By Stephanie Gilman, Program Manager

Welcome to the first Youth Engagement Zone blog post of the new year! We’re excited to be back at Banana Kelly High School in the Bronx for the spring semester, and I’d like to discuss in today’s entry some of the less traditional or obvious ways the YEZ model can allow us to have an impact on school culture and environment. Because we are in the school full time, and co-teaching service-learning classes, we are able to get to know students and connect with them on a variety of levels, including academic and more casual interactions.

I first met Willis Cash, a Banana Kelly student, on a service learning trip with the high school’s 9th grade class. After that, I began to recognize him around the school–hanging out with the YEZ at the student store on certain days, for example. I had a few casual conversations with him and made it clear that he was always free to interact with us in his free time. One day, I noticed that Willis was looking particularly upset, and I asked him what was wrong. He told me that he’d had an incident with another student and was going to be suspended as a result.

I knew that Cash (he sometimes goes by his last name) was a good kid and felt that suspension would do more harm that good, and would definitely not serve him. I talked to the school’s dean and devised a second option for Cash: He could be suspended, or do community service with us on Saturday. In other circumstances, this would be harder to advocate for, but since Willis had no prior incidents, the dean agreed.

“I took the community service,” Cash says now. “It turned about to be a great thing to do.”

Cash’s first service project would prove transformative. We went to a local soup kitchen in the Bronx, and Cash helped us serve food. “I got a smile on my face doing it,” Cash later remarked. “I see that the food makes people happy, and that makes me happy. I like how I can give back to the community, to people who don’t have access to food.”
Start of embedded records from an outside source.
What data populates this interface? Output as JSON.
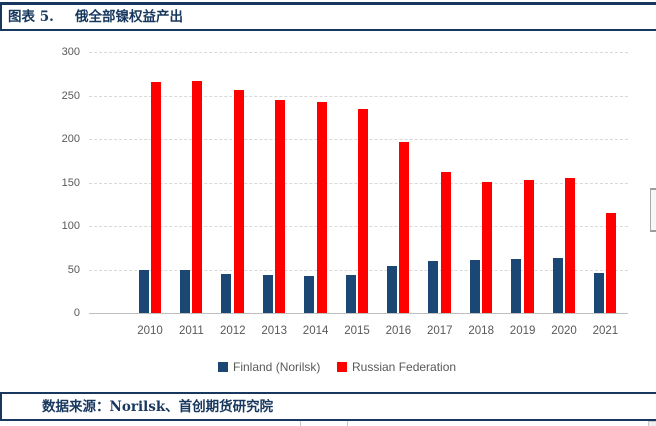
{
  "header": {
    "figure_label": "图表 5.",
    "title": "俄全部镍权益产出"
  },
  "footer": {
    "source": "数据来源：Norilsk、首创期货研究院"
  },
  "colors": {
    "navy": "#17375E",
    "finland_bar": "#1B4775",
    "russia_bar": "#FF0000",
    "gridline": "#D9D9D9",
    "axis": "#BFBFBF",
    "tick_text": "#595959"
  },
  "chart_data": {
    "type": "bar",
    "title": "俄全部镍权益产出",
    "categories": [
      "2010",
      "2011",
      "2012",
      "2013",
      "2014",
      "2015",
      "2016",
      "2017",
      "2018",
      "2019",
      "2020",
      "2021"
    ],
    "series": [
      {
        "name": "Finland (Norilsk)",
        "color": "#1B4775",
        "values": [
          50,
          49,
          45,
          44,
          43,
          44,
          54,
          60,
          61,
          62,
          63,
          46
        ]
      },
      {
        "name": "Russian Federation",
        "color": "#FF0000",
        "values": [
          265,
          267,
          256,
          245,
          242,
          234,
          196,
          162,
          151,
          153,
          155,
          115
        ]
      }
    ],
    "ylim": [
      0,
      300
    ],
    "y_ticks": [
      0,
      50,
      100,
      150,
      200,
      250,
      300
    ],
    "xlabel": "",
    "ylabel": "",
    "grid": "horizontal-dashed",
    "legend_position": "bottom"
  }
}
Cash only had to attend a single service project to avoid suspension, but he has attended every Banana Kelly Saturday service project since that incident. What started as a punishment has provided Cash with a validating activity that allow him to meaningfully interact with both his school and his community. And none of this would have happened had Cash been suspended. There is an astonishing amount of research that highlights the negative academic, social, and health effects of harsh school disciplinary practices, and the increased drop out rates of suspended and expelled students. We didn’t want Cash, or any other student for that matter, to go down that path. We hope that by providing an alternative, fewer students will be suspended at Banana Kelly High School.